FUTURO

Il crudo diventerà una “tradizione” della cucina italiana?
La provocazione dello chef Damiano Ferraro parte da una previsione: tartare, carpacci e marinature, ormai onnipresenti nei menu, entreranno nel patrimonio italiano del futuro, nonostante una storia fondata sulla cottura. Il rischio è che la loro diffusione, favorita dalla comodità, uniformi i menu fino a fare del crudo il simbolo di una cucina che smette di cucinare
«Tra trent’anni il crudo diventerà tradizione, ma tradizione vera, italiana, non è. La tradizione italiana è cottura». La provocazione lanciata a Italia a Tavola dallo chef Damiano Ferraro negli scorsi giorni contiene una previsione tutt’altro che azzardata. Se tartare, carpacci e marinature continueranno a occupare i menu con la frequenza attuale (sono praticamente ovunque!), finiranno inevitabilmente per entrare nella nostra tradizione. Non perché vi appartengano da sempre, ma perché è proprio così che una consuetudine recente, a forza di essere ripetuta e riconosciuta, si trasforma in patrimonio collettivo.

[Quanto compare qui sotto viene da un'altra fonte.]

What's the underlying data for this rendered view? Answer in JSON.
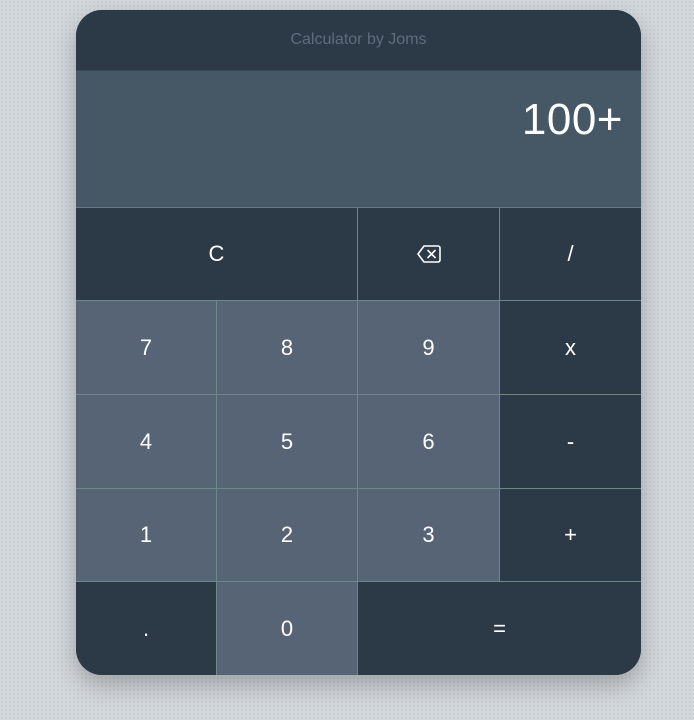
{
  "app": {
    "title": "Calculator by Joms"
  },
  "display": {
    "value": "100+"
  },
  "keys": {
    "clear": "C",
    "backspace_icon": "backspace-icon",
    "divide": "/",
    "seven": "7",
    "eight": "8",
    "nine": "9",
    "multiply": "x",
    "four": "4",
    "five": "5",
    "six": "6",
    "subtract": "-",
    "one": "1",
    "two": "2",
    "three": "3",
    "add": "+",
    "decimal": ".",
    "zero": "0",
    "equals": "="
  },
  "colors": {
    "dark_key": "#2c3a47",
    "light_key": "#566476",
    "display_bg": "#465765",
    "title_text": "#5d6d7e",
    "grid_line": "#6a8a86"
  }
}
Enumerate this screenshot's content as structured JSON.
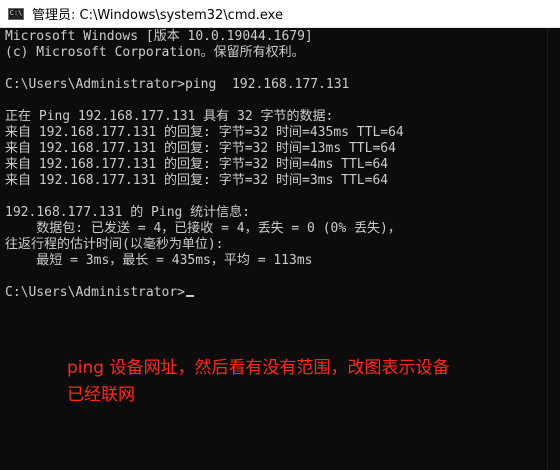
{
  "titlebar": {
    "icon_label": "C:\\",
    "title": "管理员: C:\\Windows\\system32\\cmd.exe"
  },
  "console": {
    "lines": [
      "Microsoft Windows [版本 10.0.19044.1679]",
      "(c) Microsoft Corporation。保留所有权利。",
      "",
      "C:\\Users\\Administrator>ping  192.168.177.131",
      "",
      "正在 Ping 192.168.177.131 具有 32 字节的数据:",
      "来自 192.168.177.131 的回复: 字节=32 时间=435ms TTL=64",
      "来自 192.168.177.131 的回复: 字节=32 时间=13ms TTL=64",
      "来自 192.168.177.131 的回复: 字节=32 时间=4ms TTL=64",
      "来自 192.168.177.131 的回复: 字节=32 时间=3ms TTL=64",
      "",
      "192.168.177.131 的 Ping 统计信息:",
      "    数据包: 已发送 = 4，已接收 = 4，丢失 = 0 (0% 丢失)，",
      "往返行程的估计时间(以毫秒为单位):",
      "    最短 = 3ms，最长 = 435ms，平均 = 113ms",
      "",
      "C:\\Users\\Administrator>"
    ]
  },
  "annotation": {
    "line1": "ping 设备网址，然后看有没有范围，改图表示设备",
    "line2": "已经联网"
  },
  "colors": {
    "console_bg": "#0c0c0c",
    "console_text": "#cccccc",
    "annotation": "#ff2a1f"
  }
}
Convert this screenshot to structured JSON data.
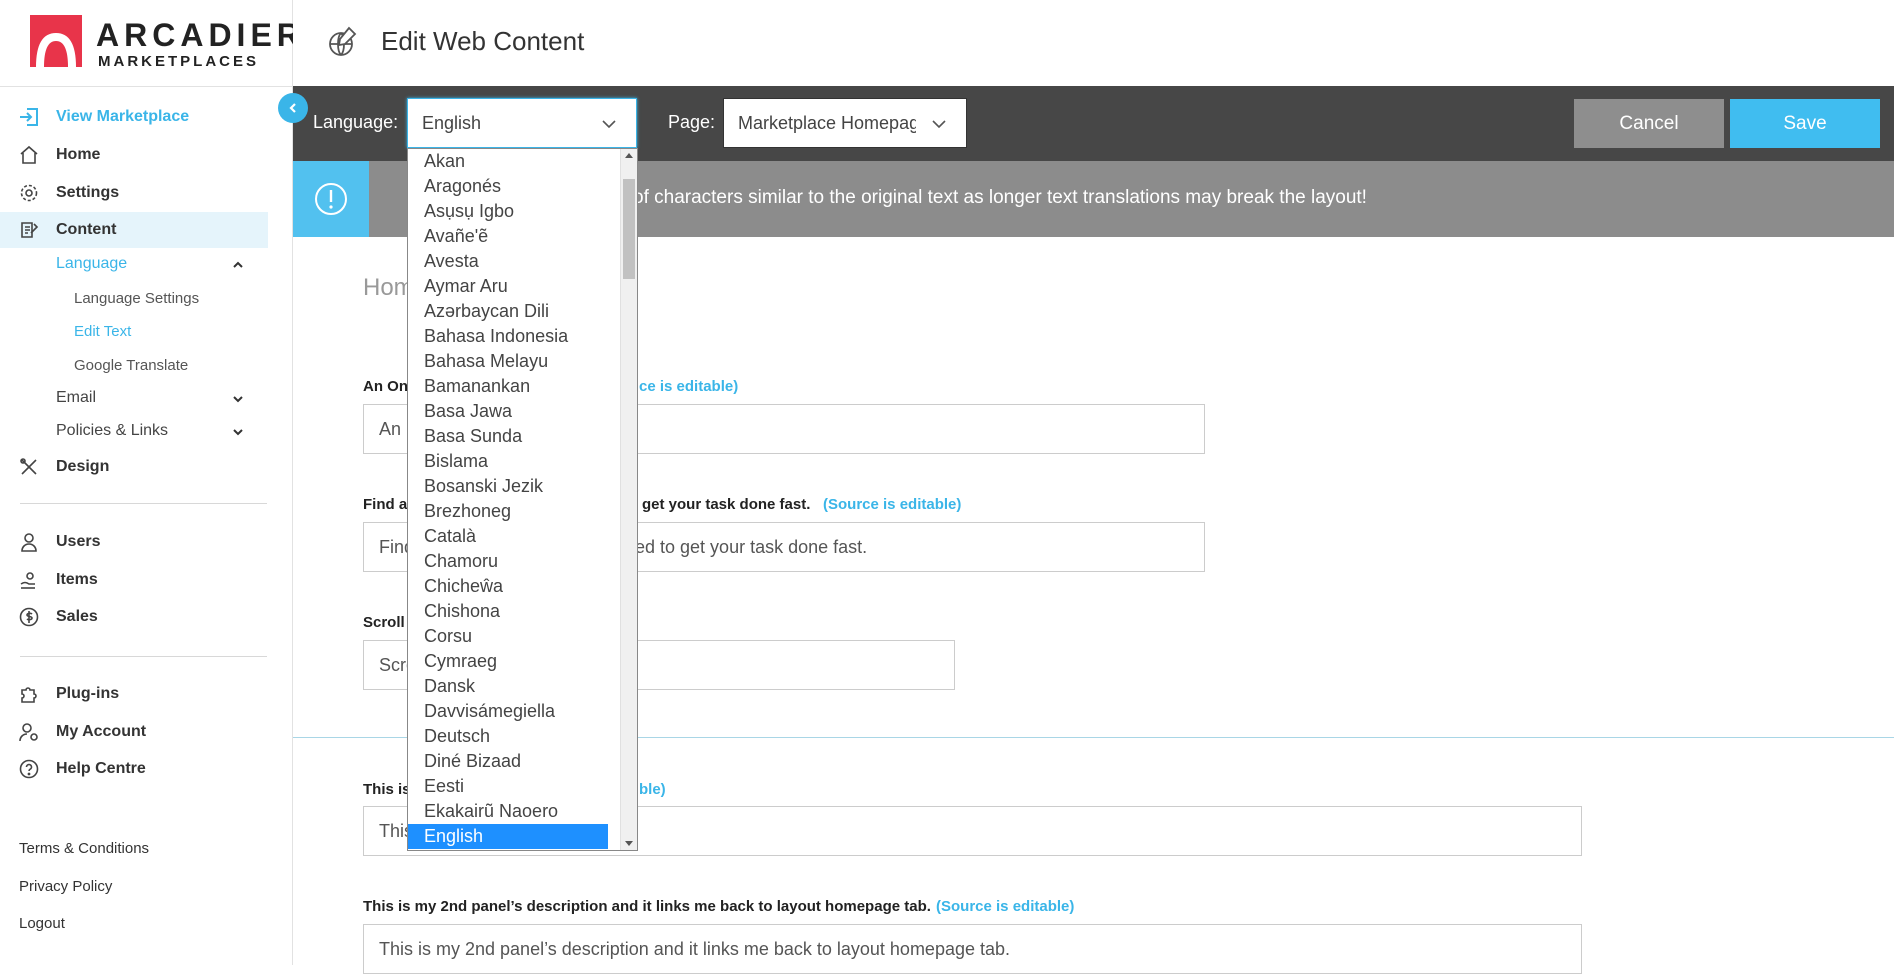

Quando una consuetudine diventa tradizione
Rimane da capire se basti la diffusione a fare di una pratica una tradizione e, soprattutto, quale identità possa esprimere un piatto ormai proposto con modalità quasi identiche da un ristorante all’altro. Ferraro non solleva quindi una semplice disputa gastronomica: ci costringe a interrogarci su ciò che scegliamo di tramandare e sul modo in cui il presente, con il tempo, riscrive il passato.
La chiave per affrontare la questione ce l’ha offerta il professor Alberto Grandi, che in un’intervista ci aveva invitato a non confondere la tradizione con la storia. Molta della cucina che oggi riteniamo secolare, secondo lui, ha in realtà 60 o al massimo 70 anni. Il boom economico, la crescita del benessere e l’industria alimentare hanno modificato radicalmente i consumi; soltanto in seguito il turismo e il marketing hanno selezionato alcuni elementi di quel passato recente, li hanno legati a un territorio e trasformati in segni identitari.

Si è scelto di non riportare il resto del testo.